The reason I say let the possesions go is this. I lived with the abusive alcoholic. I left him went to live at my mates. We ended up gettin back together slow at first just datin and it was fine with me living at my friends still. Then one night he said i'll take all your stuff back on train home and I'll meet you tomorow and we'll start again, please come home. I thought why not, I really cared and wanted to try again and thought we could move forward. He took everything of mine back and next day said ner ner you have nothing you've lost everything now fuk off. Id been set up. All I had was what I stood up in and I'd lent him money and allsorts and was really low and didnt know what the hell to do. I trusted him and thought things were getin sorted out.
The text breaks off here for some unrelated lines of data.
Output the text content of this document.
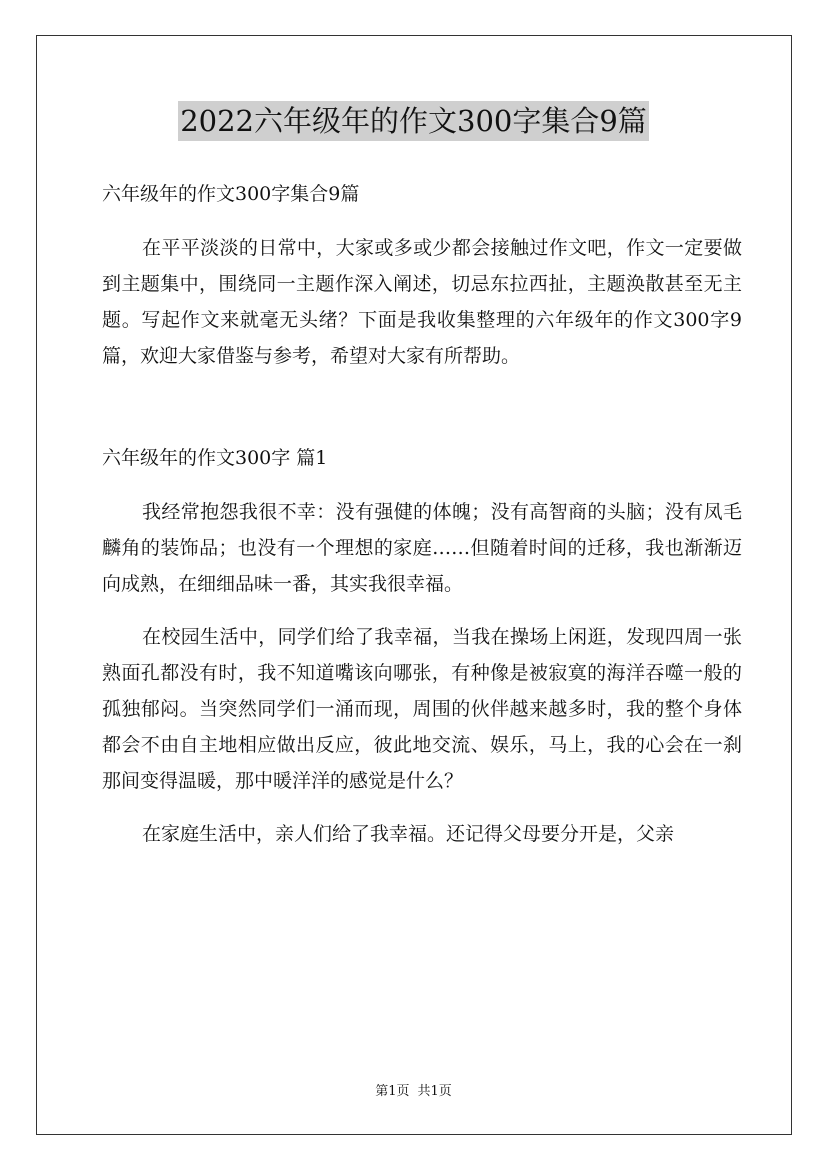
2022六年级年的作文300字集合9篇

六年级年的作文300字集合9篇

在平平淡淡的日常中，大家或多或少都会接触过作文吧，作文一定要做到主题集中，围绕同一主题作深入阐述，切忌东拉西扯，主题涣散甚至无主题。写起作文来就毫无头绪？下面是我收集整理的六年级年的作文300字9篇，欢迎大家借鉴与参考，希望对大家有所帮助。

六年级年的作文300字 篇1

我经常抱怨我很不幸：没有强健的体魄；没有高智商的头脑；没有凤毛麟角的装饰品；也没有一个理想的家庭……但随着时间的迁移，我也渐渐迈向成熟，在细细品味一番，其实我很幸福。

在校园生活中，同学们给了我幸福，当我在操场上闲逛，发现四周一张熟面孔都没有时，我不知道嘴该向哪张，有种像是被寂寞的海洋吞噬一般的孤独郁闷。当突然同学们一涌而现，周围的伙伴越来越多时，我的整个身体都会不由自主地相应做出反应，彼此地交流、娱乐，马上，我的心会在一刹那间变得温暖，那中暖洋洋的感觉是什么？

在家庭生活中，亲人们给了我幸福。还记得父母要分开是，父亲

第1页 共1页
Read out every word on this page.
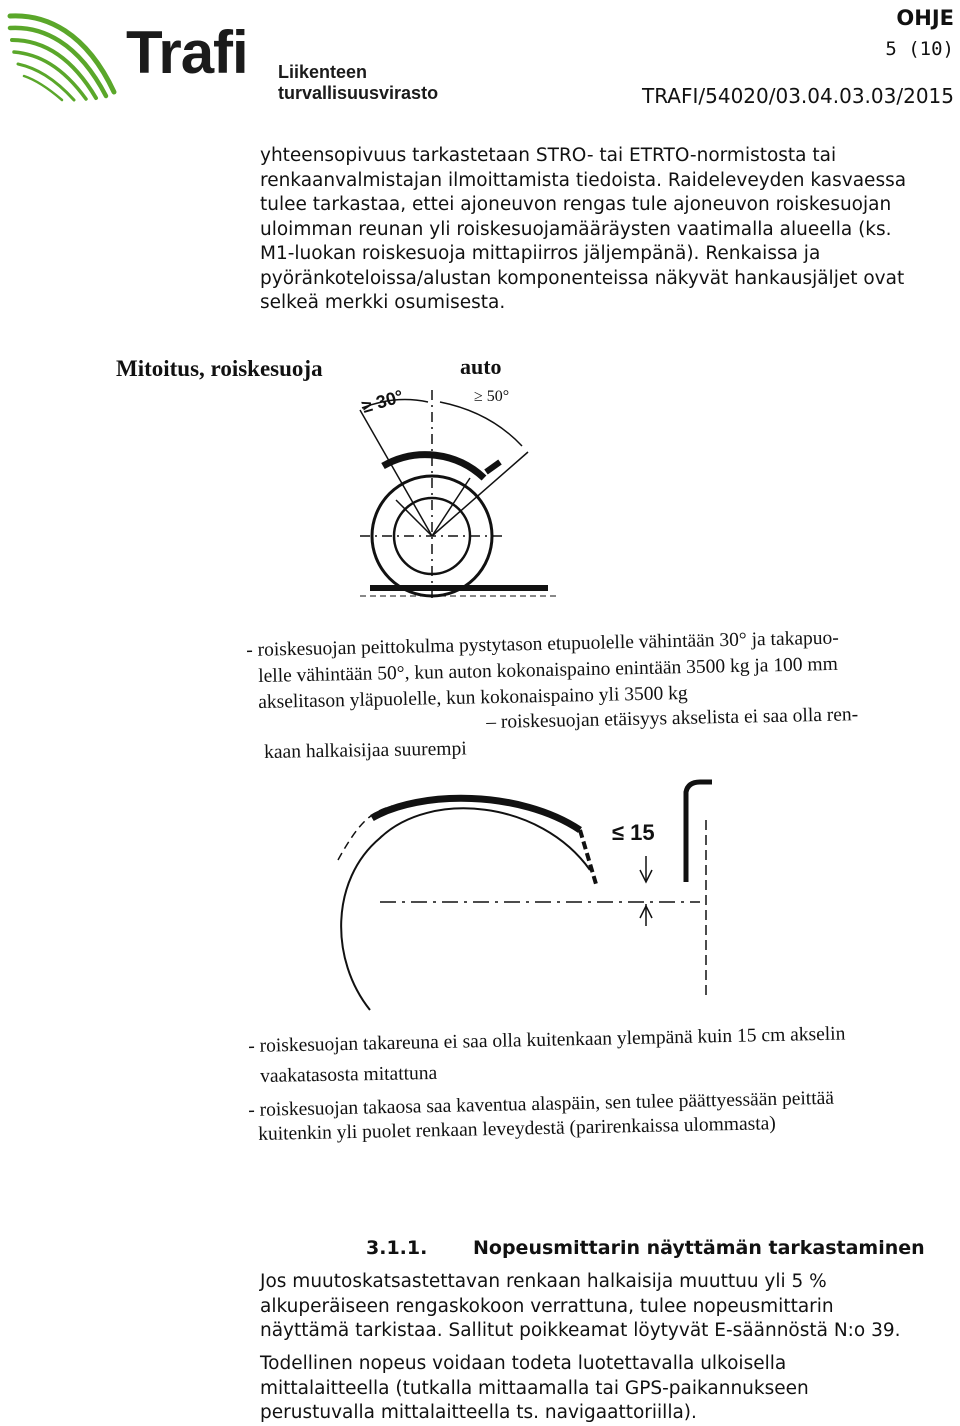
Trafi Liikenteen turvallisuusvirasto
OHJE
5 (10)
TRAFI/54020/03.04.03.03/2015

yhteensopivuus tarkastetaan STRO- tai ETRTO-normistosta tai
renkaanvalmistajan ilmoittamista tiedoista. Raideleveyden kasvaessa
tulee tarkastaa, ettei ajoneuvon rengas tule ajoneuvon roiskesuojan
uloimman reunan yli roiskesuojamääräysten vaatimalla alueella (ks.
M1-luokan roiskesuoja mittapiirros jäljempänä). Renkaissa ja
pyöränkoteloissa/alustan komponenteissa näkyvät hankausjäljet ovat
selkeä merkki osumisesta.

≥ 30°
Mitoitus, roiskesuoja	auto
≥ 50°
≤ 15
- roiskesuojan peittokulma pystytason etupuolelle vähintään 30° ja takapuo-
lelle vähintään 50°, kun auton kokonaispaino enintään 3500 kg ja 100 mm
akselitason yläpuolelle, kun kokonaispaino yli 3500 kg
– roiskesuojan etäisyys akselista ei saa olla ren-
kaan halkaisijaa suurempi
- roiskesuojan takareuna ei saa olla kuitenkaan ylempänä kuin 15 cm akselin
vaakatasosta mitattuna
- roiskesuojan takaosa saa kaventua alaspäin, sen tulee päättyessään peittää
kuitenkin yli puolet renkaan leveydestä (parirenkaissa ulommasta)
3.1.1. Nopeusmittarin näyttämän tarkastaminen

Jos muutoskatsastettavan renkaan halkaisija muuttuu yli 5 %
alkuperäiseen rengaskokoon verrattuna, tulee nopeusmittarin
näyttämä tarkistaa. Sallitut poikkeamat löytyvät E-säännöstä N:o 39.

Todellinen nopeus voidaan todeta luotettavalla ulkoisella
mittalaitteella (tutkalla mittaamalla tai GPS-paikannukseen
perustuvalla mittalaitteella ts. navigaattoriilla).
So I pretended I didnt care which course I did. Then he came crawling back and he held all the cards asked me to go meet him. I decided to play it his way, cosy up get back into the flat and when I could make a bolt for it with as much stuff of my own as I could possibly carry. I couldnt go through with it and be untrue and I broke down, I just wasnt able to be that misleading. He walked away and left me and Iwas goin to have to travel back to my friends over 2 hours away empty handed. I then realised I had the flat key and let me self in and youve never seen anyone run round as much as i did frightened out their wits. I got absoloutely everything, it near on killed me in them massive drag along suitcases but i did it. He was of course livid and I got loads of threat but let me make it clear I only took my things.

Being an idiot we did get back together after that again but he never forgot me sneakin about gettin me stuff and the final time i went to walk out of the door because ,of it he set fire to my hair.

The point is safety first always. Make mistakes you can rectify not ones that have a real high price. Let it all go he may surprise you and let you have stuff back but it aint worth gettin physically hurt for believe me. Cut him out of your life there is a better future waiting trust me on that, I know! Cut contact and leave him to rot.